Press release number: IFAD GC/03
Rome, 20 February 2001. Mr Fawzi H. Al-Sultan, President of the International Fund for Agricultural Development (IFAD), a specialised agency of the United Nations, urged the international community Tuesday to give greater priority and resources to agriculture, which provides the economic basis of the rural poor. Opening the two-day Governing Council session, Mr Al-Sultan said, ''a good place to start with larger resources for the poor would be in IFAD, a tested and proven instrument to fight poverty''. Mr Al-Sultan has served as IFAD President for the last eight years.
He regretted that agriculture had received a falling share of international aid, now about 12 percent of overall official development assistance (ODA), which itself has declined in real terms in the 1990s. In fact, international financing for agriculture fell by nearly 40 percent between 1988 and 1998, even as the declared support for poverty alleviation has become more intense.
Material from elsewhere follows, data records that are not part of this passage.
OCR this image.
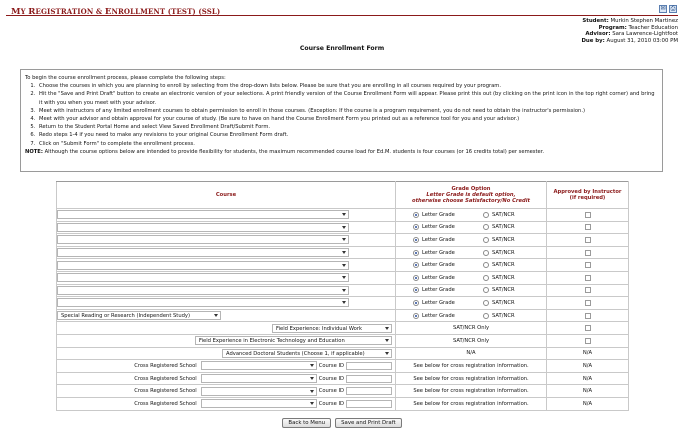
MY REGISTRATION & ENROLLMENT (TEST) (SSL)	✉ ⎙
Student: Murkin Stephen Martinez
Program: Teacher Education
Advisor: Sara Lawrence-Lightfoot
Due by: August 31, 2010 03:00 PM
Course Enrollment Form
To begin the course enrollment process, please complete the following steps:
1. Choose the courses in which you are planning to enroll by selecting from the drop-down lists below. Please be sure that you are enrolling in all courses required by your program.
2. Hit the "Save and Print Draft" button to create an electronic version of your selections. A print friendly version of the Course Enrollment Form will appear. Please print this out (by clicking on the print icon in the top right corner) and bring it with you when you meet with your advisor.
3. Meet with instructors of any limited enrollment courses to obtain permission to enroll in those courses. (Exception: If the course is a program requirement, you do not need to obtain the instructor's permission.)
4. Meet with your advisor and obtain approval for your course of study. (Be sure to have on hand the Course Enrollment Form you printed out as a reference tool for you and your advisor.)
5. Return to the Student Portal Home and select View Saved Enrollment Draft/Submit Form.
6. Redo steps 1-4 if you need to make any revisions to your original Course Enrollment Form draft.
7. Click on "Submit Form" to complete the enrollment process.
NOTE: Although the course options below are intended to provide flexibility for students, the maximum recommended course load for Ed.M. students is four courses (or 16 credits total) per semester.
Course	Grade Option
Letter Grade is default option,
otherwise choose Satisfactory/No Credit	Approved by Instructor
(if required)

	Letter Grade SAT/NCR	

	Letter Grade SAT/NCR	

	Letter Grade SAT/NCR	

	Letter Grade SAT/NCR	

	Letter Grade SAT/NCR	

	Letter Grade SAT/NCR	

	Letter Grade SAT/NCR	

	Letter Grade SAT/NCR	

Special Reading or Research (Independent Study)	Letter Grade SAT/NCR	

Field Experience: Individual Work	SAT/NCR Only	

Field Experience in Electronic Technology and Education	SAT/NCR Only	

Advanced Doctoral Students (Choose 1, if applicable)	N/A	N/A

Cross Registered School Course ID	See below for cross registration information.	N/A

Cross Registered School Course ID	See below for cross registration information.	N/A

Cross Registered School Course ID	See below for cross registration information.	N/A

Cross Registered School Course ID	See below for cross registration information.	N/A
Back to Menu	Save and Print Draft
In this context, the IFAD President referred to the Rural Poverty Report 2001, launched by the UN Secretary General Kofi Annan on 5 February. The report showed that ''the dominance of rural poverty is likely to continue well into this century,'' contrary to the misconception that the main poverty problem has moved from the countryside to the burgeoning megacities of the developing world. The Rural Poverty Report highlights that the present rate of poverty reduction is about one-third of that required to fulfilling the Millennium Summit target of halving poverty by 2015. In Africa it is barely one-sixth, Mr. Al-Sultan said.
He added: ''IFAD has a strong reputation for delivering imaginative and participative poverty alleviation projects. We are also intensifying our efforts to make IFAD a knowledge organisation on poverty, improving access to insights from our own experience and sharing and testing them with the lessons drawn from the experience of others.''
The Funds replenishment process, however, still provides a continuing challenge. Though a consensus on the Fifth Replenishment was reached by July 2000, confirmation of pledges by individual countries have come slowly. Mr. Sultan added: ''The delays experienced in the Fifth Replenishment contributions make it imperative for member states to give attention to ways of streamlining the Replenishment process further and to ensure that the Sixth Replenishment, covering the period 2003-2005, starts on time.''
IFAD is a specialised agency of the United Nations with the specific mandate of combating hunger and poverty in the most disadvantaged regions of the world. Since 1978 IFAD has financed 584 projects in 114 recipient countries and in the West Bank and Gaza for a total commitment of approximately USD 7.2 billion in loans and grants. Through these projects, about 250 million rural people have had a chance to move out of poverty. IFAD makes the greater part of its resources available to low-income countries on very favourable terms, with up to 40 years for repayment and including a grace period of up to ten years and a service charge of 0.75% per year.